Why Capacity and Context Matter
How does this model help providers work with patients to increase their engagement? Consider three cases involving newly diagnosed diabetics who need to manage their disease:
- a patient who does not have access to diabetic supplies (low resources)
- a patient who does not feel confident injecting insulin (low self-efficacy)
- a patient afraid of needles (low willingness)
Each of these patients requires a different intervention. The low-resource patient needs money for supplies and/or a place to acquire them. The low self-efficacy patient needs coaching and encouragement. The low-willingness patient may need more specialized training focused on helping them overcome their fear, if injectable insulin is the only effective treatment option. Without this model, all these patients might be lumped together in the same “not engaged” category, and it might take the provider longer to pinpoint how to help each one.

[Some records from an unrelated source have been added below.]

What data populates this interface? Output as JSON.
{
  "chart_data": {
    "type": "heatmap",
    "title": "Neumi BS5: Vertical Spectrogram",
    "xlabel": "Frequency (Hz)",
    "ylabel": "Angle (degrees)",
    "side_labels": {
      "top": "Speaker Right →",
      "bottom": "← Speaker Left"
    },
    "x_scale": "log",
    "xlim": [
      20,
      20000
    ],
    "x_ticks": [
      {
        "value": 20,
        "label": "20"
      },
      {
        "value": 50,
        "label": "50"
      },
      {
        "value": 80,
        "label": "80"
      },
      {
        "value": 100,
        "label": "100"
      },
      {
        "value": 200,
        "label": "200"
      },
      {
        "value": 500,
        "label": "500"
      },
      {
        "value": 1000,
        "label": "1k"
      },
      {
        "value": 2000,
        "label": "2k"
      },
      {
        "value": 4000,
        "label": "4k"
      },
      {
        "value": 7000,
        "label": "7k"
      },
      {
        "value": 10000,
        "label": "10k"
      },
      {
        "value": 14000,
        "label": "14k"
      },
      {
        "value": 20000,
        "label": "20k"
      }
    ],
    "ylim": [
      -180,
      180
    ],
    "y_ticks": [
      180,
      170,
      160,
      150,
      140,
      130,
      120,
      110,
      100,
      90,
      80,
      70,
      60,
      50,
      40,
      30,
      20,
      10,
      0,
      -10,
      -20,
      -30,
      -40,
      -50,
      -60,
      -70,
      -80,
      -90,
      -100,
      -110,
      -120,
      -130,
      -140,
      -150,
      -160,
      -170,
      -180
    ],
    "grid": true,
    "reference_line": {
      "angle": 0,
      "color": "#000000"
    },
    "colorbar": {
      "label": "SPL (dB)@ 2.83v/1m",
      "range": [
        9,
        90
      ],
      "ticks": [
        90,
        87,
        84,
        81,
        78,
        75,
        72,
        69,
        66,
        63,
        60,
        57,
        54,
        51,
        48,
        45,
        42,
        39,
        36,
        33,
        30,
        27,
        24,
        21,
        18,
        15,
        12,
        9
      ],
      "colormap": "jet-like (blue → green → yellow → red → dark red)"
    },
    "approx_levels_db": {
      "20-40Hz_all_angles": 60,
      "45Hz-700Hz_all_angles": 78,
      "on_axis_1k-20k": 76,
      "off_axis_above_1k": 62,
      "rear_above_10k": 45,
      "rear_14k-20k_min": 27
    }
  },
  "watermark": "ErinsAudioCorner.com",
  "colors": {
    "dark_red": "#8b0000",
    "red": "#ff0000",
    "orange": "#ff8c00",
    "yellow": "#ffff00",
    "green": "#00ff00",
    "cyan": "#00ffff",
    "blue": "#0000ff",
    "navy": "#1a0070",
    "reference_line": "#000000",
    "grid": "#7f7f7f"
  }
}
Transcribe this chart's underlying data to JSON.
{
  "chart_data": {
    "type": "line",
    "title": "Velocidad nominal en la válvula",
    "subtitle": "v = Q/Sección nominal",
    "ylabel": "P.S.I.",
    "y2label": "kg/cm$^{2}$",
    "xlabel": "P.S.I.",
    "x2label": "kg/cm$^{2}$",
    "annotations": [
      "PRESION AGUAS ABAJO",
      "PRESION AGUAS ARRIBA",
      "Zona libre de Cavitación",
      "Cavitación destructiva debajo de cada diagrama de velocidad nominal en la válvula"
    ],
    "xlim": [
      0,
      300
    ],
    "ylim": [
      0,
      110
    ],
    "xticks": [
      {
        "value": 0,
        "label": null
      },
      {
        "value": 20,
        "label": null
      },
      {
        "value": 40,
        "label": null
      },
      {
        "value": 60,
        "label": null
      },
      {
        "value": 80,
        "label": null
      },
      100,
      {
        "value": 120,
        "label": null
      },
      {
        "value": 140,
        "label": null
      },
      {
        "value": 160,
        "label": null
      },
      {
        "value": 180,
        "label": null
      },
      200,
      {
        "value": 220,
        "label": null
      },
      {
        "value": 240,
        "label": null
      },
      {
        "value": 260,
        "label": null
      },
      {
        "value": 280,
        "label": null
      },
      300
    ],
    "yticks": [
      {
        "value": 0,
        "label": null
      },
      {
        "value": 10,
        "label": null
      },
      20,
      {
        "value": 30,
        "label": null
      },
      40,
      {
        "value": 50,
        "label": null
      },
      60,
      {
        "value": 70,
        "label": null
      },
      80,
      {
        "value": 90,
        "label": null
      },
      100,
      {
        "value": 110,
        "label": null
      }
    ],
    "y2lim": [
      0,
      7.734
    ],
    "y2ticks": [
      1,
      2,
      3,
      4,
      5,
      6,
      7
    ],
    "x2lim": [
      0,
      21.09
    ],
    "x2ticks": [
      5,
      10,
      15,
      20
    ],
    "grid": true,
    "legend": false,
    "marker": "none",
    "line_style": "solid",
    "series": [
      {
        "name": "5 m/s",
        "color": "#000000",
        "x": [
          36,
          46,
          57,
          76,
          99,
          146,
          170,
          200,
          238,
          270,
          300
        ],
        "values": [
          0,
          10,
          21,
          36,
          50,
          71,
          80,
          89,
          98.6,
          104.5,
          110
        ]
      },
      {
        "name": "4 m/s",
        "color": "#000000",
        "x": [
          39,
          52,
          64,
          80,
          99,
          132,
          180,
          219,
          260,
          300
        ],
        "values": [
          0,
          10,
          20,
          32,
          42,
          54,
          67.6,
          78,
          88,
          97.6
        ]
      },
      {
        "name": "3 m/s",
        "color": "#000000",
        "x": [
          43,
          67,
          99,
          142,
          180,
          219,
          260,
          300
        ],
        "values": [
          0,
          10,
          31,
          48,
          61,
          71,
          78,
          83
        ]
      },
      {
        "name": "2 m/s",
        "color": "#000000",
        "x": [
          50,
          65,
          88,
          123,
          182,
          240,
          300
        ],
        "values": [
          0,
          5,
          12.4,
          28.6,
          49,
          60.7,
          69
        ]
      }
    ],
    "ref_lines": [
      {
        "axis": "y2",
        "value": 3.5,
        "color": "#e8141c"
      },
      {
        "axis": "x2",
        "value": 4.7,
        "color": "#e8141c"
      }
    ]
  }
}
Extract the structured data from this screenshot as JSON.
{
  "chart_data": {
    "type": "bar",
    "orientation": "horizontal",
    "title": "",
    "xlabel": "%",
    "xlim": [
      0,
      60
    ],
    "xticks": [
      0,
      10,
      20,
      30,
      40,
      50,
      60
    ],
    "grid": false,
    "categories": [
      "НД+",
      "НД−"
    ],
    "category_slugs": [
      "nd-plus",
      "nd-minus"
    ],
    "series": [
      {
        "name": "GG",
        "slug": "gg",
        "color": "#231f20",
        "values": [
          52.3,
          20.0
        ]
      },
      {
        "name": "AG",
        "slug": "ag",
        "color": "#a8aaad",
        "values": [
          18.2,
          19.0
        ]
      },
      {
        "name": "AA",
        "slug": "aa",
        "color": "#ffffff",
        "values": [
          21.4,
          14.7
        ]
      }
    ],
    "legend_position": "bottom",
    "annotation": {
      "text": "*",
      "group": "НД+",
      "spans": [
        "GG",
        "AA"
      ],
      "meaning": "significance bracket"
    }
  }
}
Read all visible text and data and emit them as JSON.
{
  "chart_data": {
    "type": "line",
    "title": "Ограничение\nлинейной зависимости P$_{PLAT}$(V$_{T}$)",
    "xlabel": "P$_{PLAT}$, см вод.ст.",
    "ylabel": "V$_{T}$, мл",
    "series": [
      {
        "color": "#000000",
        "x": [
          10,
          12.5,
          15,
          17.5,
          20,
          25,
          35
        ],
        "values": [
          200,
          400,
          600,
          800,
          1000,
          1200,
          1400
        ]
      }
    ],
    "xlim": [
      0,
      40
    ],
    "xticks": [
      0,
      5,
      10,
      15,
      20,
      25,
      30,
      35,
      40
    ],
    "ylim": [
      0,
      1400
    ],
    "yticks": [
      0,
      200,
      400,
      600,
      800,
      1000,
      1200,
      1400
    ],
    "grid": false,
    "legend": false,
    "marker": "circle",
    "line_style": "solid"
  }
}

A focus on capacity and context can help providers and health care organizations identify the dimension(s) of engagement that create the greatest barriers for both individual patients and their patient population as a whole, and allocate their resources accordingly. This approach may also help researchers measure not only whether an intervention improved engagement, but also which components of engagement improved, thereby improving the design of targeted interventions both for individual patients and for specific populations.
For example, populations in which health literacy is low would require a different type of intervention from populations that struggle with poor access to services.
Currently, new resources for expanding patient engagement are proliferating. Tools for shared decision-making between patients and providers are becoming increasingly sophisticated and aim to improve the engagement of patients in their own health care decisions. The Engagement Capacity Model can focus these efforts by enabling physicians and health care organizations to better classify a patient’s capacity for engagement through assessment of their self-efficacy, willingness, resources, and capabilities. For example, given the current push to encourage patients to utilize patient portals, the Engagement Capacity Model could help to identify reasons for not using a portal, such as low e-health literacy or lack of trust in electronic communication, and then create interventions to address these issues.
We believe this Engagement Capacity Model can help providers take into account the particular contexts of patients and identify salient factors that influence patient participation in their own health care.